Nobody Likes to Arrive Too Late
The term road bike isn’t a matter of chance. That doesn’t mean you should get into merciless elbow-to-elbow races with other riders out on the streets. But lost time is guaranteed to be made up in a flash astride a road bike. What’s more, road bikes have a very low rolling resistance and excellent aerodynamics, which are further improved on new models and with the correct sitting position. Additional speed, especially when pulling away at traffic lights or overtaking, can be achieved by using clipless pedals, which ensure better transmission of power. Small tip: Practise cycling and dismounting with clipless pedals first to avoid accidents in town. I now cover the 8 km journey to work on my road bike in exactly the same time it takes by car. And not only because I can ride at higher speeds on cycle lanes and cycle paths.
Skilfully Through the City on a Racing Bike
When the cry “Traffic jam ahead!” goes out again in town, it generally passes us cyclists by; we simply ride around it on cycle paths. But if you do have to get creative when it comes to navigating your way through the city, the racing bike is your ideal partner: thanks to its low weight, it can even carried past unforeseen obstacles. In cities that allow bikes to be taken on public transport such as underground trains or in buses, carrying a lightweight is much preferred to a bulky bike weighing twice as much.
The Training Effect: Show Us Your Calves
Not to be scoffed at is the training effect that riding a road bike has compared to pedalling in comfort on a city bike. Regardless of whether it’s a multispeed racing bike, i.e. one with a gearshift, pedalling in the lower gears will demand a lot more power than a conventional bicycle. In the case of fixies or singlespeed bikes, the training effect is increased even further compared to multispeed bike.

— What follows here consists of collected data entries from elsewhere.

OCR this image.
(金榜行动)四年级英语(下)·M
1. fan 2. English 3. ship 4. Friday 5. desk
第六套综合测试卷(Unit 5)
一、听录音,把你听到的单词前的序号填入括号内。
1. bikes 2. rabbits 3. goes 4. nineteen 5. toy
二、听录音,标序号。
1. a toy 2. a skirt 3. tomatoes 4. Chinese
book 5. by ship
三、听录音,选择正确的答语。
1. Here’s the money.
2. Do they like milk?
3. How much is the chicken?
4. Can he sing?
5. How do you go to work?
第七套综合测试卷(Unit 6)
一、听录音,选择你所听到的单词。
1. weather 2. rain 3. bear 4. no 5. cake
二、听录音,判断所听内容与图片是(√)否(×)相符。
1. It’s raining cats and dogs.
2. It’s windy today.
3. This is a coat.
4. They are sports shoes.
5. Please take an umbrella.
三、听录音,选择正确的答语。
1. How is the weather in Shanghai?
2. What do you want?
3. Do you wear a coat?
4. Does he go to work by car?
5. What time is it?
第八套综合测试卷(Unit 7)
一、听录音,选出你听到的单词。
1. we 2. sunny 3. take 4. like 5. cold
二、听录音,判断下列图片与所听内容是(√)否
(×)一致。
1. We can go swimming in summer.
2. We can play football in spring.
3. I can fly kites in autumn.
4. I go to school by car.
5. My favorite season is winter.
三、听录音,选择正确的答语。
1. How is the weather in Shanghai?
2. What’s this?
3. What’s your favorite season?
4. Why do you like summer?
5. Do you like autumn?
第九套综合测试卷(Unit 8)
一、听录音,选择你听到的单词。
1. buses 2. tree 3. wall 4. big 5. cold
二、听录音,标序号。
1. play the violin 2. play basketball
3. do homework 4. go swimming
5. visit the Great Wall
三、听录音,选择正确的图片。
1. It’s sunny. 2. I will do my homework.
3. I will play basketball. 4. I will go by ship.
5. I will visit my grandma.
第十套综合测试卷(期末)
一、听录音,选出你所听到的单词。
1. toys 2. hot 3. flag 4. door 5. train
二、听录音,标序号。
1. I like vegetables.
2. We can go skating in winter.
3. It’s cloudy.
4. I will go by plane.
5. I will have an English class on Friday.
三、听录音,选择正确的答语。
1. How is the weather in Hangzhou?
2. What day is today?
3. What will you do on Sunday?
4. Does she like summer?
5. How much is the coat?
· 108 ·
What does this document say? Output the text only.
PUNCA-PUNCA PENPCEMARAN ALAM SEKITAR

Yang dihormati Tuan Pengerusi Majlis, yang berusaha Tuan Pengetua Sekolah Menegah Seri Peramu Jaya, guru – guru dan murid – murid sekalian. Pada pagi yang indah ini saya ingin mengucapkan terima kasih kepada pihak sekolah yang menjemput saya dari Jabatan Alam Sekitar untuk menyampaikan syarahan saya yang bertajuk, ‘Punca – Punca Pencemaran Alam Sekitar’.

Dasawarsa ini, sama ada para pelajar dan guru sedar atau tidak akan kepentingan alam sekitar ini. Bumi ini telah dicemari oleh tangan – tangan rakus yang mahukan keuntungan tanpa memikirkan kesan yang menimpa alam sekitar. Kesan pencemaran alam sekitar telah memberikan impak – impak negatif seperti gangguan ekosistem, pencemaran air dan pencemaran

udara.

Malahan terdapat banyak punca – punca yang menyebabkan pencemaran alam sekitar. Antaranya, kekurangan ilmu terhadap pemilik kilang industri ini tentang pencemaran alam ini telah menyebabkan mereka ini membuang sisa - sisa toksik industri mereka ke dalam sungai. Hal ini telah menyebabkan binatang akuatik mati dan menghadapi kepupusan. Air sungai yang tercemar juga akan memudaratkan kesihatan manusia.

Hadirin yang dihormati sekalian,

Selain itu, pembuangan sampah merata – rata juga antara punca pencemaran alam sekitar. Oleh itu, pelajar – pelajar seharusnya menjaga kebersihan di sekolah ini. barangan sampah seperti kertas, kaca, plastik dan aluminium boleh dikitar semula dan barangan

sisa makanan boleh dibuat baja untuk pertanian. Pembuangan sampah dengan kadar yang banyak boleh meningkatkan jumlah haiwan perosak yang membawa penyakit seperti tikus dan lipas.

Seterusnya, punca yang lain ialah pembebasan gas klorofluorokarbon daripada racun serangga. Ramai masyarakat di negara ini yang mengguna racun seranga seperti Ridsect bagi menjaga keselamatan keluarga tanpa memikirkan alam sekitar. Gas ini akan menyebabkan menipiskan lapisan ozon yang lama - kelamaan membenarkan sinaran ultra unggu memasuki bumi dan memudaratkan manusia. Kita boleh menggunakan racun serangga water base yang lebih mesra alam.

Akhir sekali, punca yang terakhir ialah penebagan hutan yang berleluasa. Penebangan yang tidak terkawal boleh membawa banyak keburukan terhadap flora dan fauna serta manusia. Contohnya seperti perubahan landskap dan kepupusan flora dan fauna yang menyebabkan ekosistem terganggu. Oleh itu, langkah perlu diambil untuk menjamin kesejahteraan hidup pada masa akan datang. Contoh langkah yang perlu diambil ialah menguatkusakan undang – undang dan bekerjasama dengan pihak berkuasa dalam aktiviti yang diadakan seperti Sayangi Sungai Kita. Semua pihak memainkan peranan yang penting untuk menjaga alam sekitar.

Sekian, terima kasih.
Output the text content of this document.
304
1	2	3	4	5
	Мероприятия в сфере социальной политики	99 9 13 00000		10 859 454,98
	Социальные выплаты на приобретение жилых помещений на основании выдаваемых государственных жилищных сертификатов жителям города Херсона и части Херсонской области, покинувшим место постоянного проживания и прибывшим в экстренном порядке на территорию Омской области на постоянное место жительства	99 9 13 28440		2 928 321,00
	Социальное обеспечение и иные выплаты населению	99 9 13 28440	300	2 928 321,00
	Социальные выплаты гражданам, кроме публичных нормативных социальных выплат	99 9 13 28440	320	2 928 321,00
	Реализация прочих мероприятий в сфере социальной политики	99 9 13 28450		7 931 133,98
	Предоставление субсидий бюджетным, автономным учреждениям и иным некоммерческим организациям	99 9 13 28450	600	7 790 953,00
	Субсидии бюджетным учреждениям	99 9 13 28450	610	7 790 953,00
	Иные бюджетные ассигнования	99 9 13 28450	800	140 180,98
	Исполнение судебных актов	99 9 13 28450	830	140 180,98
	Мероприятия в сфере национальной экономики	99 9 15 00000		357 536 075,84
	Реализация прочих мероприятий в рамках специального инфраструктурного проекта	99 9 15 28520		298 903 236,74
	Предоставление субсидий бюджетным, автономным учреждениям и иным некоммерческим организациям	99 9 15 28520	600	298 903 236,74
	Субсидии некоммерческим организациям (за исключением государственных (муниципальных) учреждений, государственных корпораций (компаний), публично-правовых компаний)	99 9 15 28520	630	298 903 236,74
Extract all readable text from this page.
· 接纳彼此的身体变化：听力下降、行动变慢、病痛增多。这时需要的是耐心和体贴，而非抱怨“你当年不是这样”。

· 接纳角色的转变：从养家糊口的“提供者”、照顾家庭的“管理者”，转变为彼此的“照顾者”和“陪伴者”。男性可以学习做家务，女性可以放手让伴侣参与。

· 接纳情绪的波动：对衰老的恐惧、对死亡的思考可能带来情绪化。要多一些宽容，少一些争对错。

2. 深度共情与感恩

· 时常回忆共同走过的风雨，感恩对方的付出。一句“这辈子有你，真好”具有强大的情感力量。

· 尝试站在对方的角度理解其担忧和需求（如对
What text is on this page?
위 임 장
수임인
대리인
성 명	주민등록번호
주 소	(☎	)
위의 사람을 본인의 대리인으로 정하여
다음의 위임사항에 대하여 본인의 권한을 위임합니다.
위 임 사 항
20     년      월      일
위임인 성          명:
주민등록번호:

Have a Seat, Enjoy Your Ride
Even more important than with normal bikes is the correct sitting position on the road bike, especially it if is used daily and over longer distances, otherwise you’ll quickly fall out of love with cycling. That’s why you should first think about the type of handlebar that appeals to you and the associated cycling position. What is essentially true of all road bikes, however, is that they have a very agile steering behaviour, which makes it easier to react quickly in traffic.
Rails and Other Challenges
LRV, tram, streetcar … whatever it’s called, if you live in a city with rail-based public transport vehicles then your new life motto should be: The right-angle is my friend. On the one hand, they are slipperier than asphalt, which is why fast steering manoeuvres should be avoid right on the rails, especially when the roads are wet. On the other hand, road bike tyres are narrower than the rails, which increase the chance to slide into the rails. Bike-friendly rails are currently being tested in Zurich. Until they have been installed in large numbers of European cities, it is safer to slow down a bit and cross the rails at right-angles. Talking of tyres, the right tyre pressure also ensures safety. In a racing bike tyre, that can be up to 8 bar. Important: regularly check the tyre pressure.
Keep Your Distance!
It’s important to stay further behind the road user in front, especially at higher speeds. That applies both to cycle paths and roads. Quiet side streets can be a good alternative to busy paths, particularly for racing bikes.
So, our arguments have convinced you and you’d like to thread your way through the city on a racing bike in future, but your wallet’s seen better times? Then we’ve got good news for you! Older models for tinkering with and restoring are available from just 100 euro, either from flea markets or online from bicycle marts. Models in very good condition can also be had for under 300 euro.
And to ensure that nobody can literally take away the joy you have in your bike, you should invest in a good bike lock. Even if it’s stating the blindingly obvious, always place the chain around fixed objects: who does not want to see his pretty lightweight where he’s locked it the day before.